Equipment You Might Find Inside
Therapy pools often contain specialized equipment that goes beyond what you’d see at a community swimming pool. Underwater treadmills are among the most common. These sit inside a self-contained, water-filled tank and allow therapists to precisely control walking speed, water depth, and temperature. They’re used for patients recovering from spinal cord injuries, joint replacements, and neurological conditions. A typical training protocol might involve three sessions per week, gradually increasing walking speed over an eight-week period.
Other common features include resistance jets that create current for patients to walk or swim against, parallel bars mounted in the pool floor for balance support, and adjustable-height benches for seated exercises. Some pools have built-in stairs with handrails designed to practice step training safely.
Accessibility Features
Because therapy pools serve people with significant physical limitations, accessibility is a core part of their design. Under ADA guidelines, pools must provide at least one primary means of entry such as a pool lift or a sloped ramp. Pool lifts are positioned where the water is no deeper than 48 inches and include armrests and footrests for stability. Sloped entries must be at least 36 inches wide with a gentle grade no steeper than about 8%.

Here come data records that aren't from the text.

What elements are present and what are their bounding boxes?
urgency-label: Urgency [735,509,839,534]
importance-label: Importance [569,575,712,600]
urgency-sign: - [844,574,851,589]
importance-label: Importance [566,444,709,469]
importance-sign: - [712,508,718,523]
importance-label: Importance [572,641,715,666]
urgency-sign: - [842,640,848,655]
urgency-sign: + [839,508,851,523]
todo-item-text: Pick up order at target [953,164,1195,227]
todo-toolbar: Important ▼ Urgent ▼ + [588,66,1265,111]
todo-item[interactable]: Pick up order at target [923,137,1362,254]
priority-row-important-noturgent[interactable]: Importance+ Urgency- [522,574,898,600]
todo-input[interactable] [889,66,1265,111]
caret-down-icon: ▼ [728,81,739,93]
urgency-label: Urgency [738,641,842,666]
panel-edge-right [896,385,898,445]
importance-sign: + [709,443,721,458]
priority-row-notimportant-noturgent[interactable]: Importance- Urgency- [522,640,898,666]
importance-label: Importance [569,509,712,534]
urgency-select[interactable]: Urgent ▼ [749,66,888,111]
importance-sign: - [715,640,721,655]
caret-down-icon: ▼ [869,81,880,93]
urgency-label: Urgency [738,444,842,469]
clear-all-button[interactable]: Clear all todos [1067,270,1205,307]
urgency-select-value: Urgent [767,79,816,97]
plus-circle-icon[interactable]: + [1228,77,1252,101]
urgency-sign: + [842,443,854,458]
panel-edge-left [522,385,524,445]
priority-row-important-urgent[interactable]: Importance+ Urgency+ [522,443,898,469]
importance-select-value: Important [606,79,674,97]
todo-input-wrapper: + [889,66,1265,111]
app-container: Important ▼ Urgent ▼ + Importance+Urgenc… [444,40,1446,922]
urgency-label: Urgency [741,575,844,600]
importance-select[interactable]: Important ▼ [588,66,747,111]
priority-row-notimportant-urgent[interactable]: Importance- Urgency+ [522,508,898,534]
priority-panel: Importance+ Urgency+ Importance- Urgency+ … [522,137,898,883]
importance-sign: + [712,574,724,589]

Many therapy pools also include transfer walls, which are low walls along the pool edge where a person can slide out of a wheelchair and lower themselves into the water. Transfer systems with a platform and a series of descending steps, each fitted with grab bars, offer another option for people who can’t use a lift or ramp.
Where to Find a Therapy Pool
Therapy pools are housed in several types of facilities. Hospital-based rehabilitation centers are the most common clinical setting. Physical therapy clinics with aquatic programs, particularly orthopedic and sports medicine practices, frequently maintain their own pools. Some YMCAs and community recreation centers keep a warm-water therapy pool separate from their lap pool. University athletic departments and large fitness centers occasionally offer them as well.
Sessions in a therapy pool are typically led by a licensed physical therapist with specialized training in aquatic rehabilitation. Your therapist controls the variables (water depth, exercise intensity, session length) and adjusts them as you progress. Insurance often covers aquatic therapy when it’s prescribed by a physician and performed by a licensed therapist, though coverage varies by plan and diagnosis. If you’re interested, a referral from your primary care provider or orthopedic specialist is the standard starting point.